I returned to my dorm without really noticing. I closed the door behind me and sat on the bed. My interface activated automatically, and a video caught my attention. News. Incident.
I played it.
Flames.
Screams.
An Elementalist.
He raised his hand… and the fire followed.
People collapsed.
Some were still burning.
I didn't stop it.
I just watched.
Then—
the memories came back.
All at once.
The heat.
The smell.
The fire.
Masha…
I saw her again. Standing in front of me. Not moving. As if she had already accepted it.
The house.
The voices.
Then nothing.
Just ashes.
A tear slid down my cheek. I didn't bother wiping it away. My hand slowly clenched.

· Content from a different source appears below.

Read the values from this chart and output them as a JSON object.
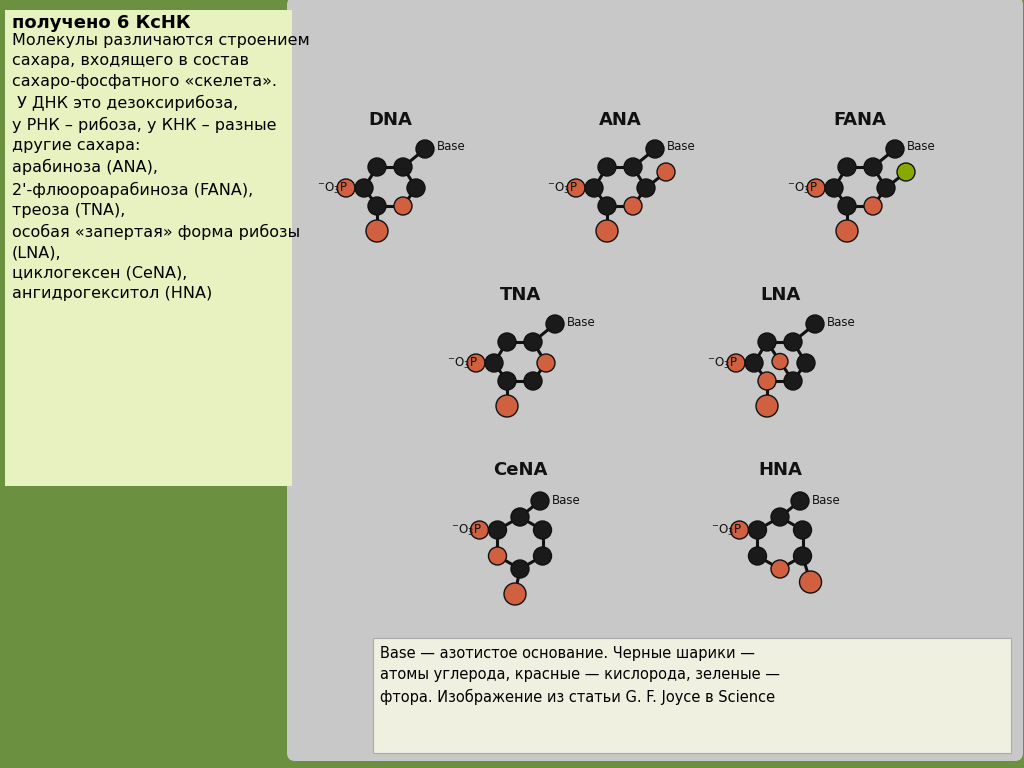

One day… I'll kill them all.
The thought was clear. Cold. But not irrational. I didn't know exactly who yet. Or how many. Or how.
But I knew why.
And that was enough.
One last memory surfaced. Her. On her knees. Flames surrounding her. Her body already failing, but her eyes… calm. Fixed on me.
And this time—
I heard her.
Not with my ears.
Directly in my mind.
— Run, Ymir. Listen to me. Never show what you truly are. Not until you find your father.
I understood immediately. She wasn't talking about my Mentalist abilities. She was talking about the other part. The one no one must see. The one even I don't fully understand yet.
The Controller abilities.
The memory shattered.
I stayed still in the silence. My thoughts were clear now, too clear, and for the first time in a long time it wasn't the uncertainty that bothered me, it was what I was going to become.